La jeune fille suivit à la lettre les recommandations de Yuna sans poser la moindre question. Après tout, les paroles de sa grand-mère résonnaient dans son esprit comme des centaines d’autres auparavant. D’aussi loin qu’elle se souvienne, la vieille femme avait toujours été tiraillée entre deux mondes, celui de la réalité et celui des légendes, des vivants et des morts, telle une équilibriste marchant sur un fil entre deux rives. Sakurako était d’ailleurs persuadée que, sur sa barque, le passeur parfois levait les yeux vers le ciel et contemplait ce petit bout de femme dont la jeunesse s’était envolée. Peut-être même qu’elle s’envolerait aussi, qu’un jour, à trop marcher sur le fil, des ailes pousseraient dans son dos pour lui permettre de ne jamais tomber. Et si elle trébuchait avant que les ailes apparaissent, que se passerait-il ? Plongerait-elle dans la rivière des âmes perdues ? Et que devenaient ces âmes perdues ? Mais finalement, à bien y réfléchir, son âme n’était-elle pas déjà perdue ?

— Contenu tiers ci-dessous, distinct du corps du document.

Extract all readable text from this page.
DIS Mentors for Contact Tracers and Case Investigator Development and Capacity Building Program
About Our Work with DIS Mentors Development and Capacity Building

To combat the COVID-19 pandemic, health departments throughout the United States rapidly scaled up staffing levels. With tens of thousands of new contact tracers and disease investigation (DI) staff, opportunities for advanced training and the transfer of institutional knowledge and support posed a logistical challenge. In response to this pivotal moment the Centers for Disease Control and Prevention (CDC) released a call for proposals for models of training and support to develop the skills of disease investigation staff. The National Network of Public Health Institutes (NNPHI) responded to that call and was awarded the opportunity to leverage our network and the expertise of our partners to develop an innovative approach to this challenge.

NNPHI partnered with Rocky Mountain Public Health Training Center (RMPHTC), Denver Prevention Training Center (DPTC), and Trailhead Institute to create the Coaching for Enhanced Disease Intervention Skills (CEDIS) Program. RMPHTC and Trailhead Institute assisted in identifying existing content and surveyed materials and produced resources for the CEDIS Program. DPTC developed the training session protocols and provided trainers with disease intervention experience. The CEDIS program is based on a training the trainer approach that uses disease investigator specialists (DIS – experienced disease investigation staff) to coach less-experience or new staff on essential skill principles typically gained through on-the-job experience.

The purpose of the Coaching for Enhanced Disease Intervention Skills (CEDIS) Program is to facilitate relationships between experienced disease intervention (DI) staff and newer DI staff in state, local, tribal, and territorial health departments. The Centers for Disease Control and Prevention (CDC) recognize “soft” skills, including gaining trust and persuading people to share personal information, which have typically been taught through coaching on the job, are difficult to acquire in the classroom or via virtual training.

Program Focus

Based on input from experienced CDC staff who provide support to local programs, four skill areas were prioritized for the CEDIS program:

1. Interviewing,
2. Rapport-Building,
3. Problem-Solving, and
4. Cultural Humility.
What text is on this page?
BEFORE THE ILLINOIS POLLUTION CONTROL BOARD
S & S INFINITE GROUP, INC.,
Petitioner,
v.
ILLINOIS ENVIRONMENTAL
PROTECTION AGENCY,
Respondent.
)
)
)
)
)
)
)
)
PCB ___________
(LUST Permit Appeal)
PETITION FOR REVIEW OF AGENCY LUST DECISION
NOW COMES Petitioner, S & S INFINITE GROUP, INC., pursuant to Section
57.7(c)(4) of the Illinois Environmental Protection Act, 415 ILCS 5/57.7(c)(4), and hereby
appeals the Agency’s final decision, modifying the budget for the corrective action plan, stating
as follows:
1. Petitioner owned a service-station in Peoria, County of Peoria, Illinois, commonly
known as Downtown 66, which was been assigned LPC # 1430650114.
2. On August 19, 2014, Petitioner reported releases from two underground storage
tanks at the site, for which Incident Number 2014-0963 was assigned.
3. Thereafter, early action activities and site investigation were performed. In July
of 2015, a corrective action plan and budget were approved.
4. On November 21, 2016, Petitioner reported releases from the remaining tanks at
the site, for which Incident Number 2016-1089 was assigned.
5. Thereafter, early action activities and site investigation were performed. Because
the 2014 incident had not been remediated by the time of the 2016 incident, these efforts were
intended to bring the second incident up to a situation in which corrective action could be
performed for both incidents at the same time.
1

Sakurako n’avait pas connu sa mère, elle était morte en la mettant au monde. Son nom avait été gravé sur une tombe, au milieu de celles de ses ancêtres, mais la pluie, le vent, la neige de l’hiver et la chaleur de l’été avaient érodé l’inscription. Chaque année qui passait, les lettres perdaient de leur éclat si bien qu’arrivât un temps où le prénom disparut. Sakurako n’avait que sept ans et déjà, il était un souvenir lointain. Chaque soir, avant de fermer les yeux pour se plier à la volonté de la nuit, elle suppliait sa grand-mère de prononcer son prénom mais jamais la vieille femme n’en fût capable.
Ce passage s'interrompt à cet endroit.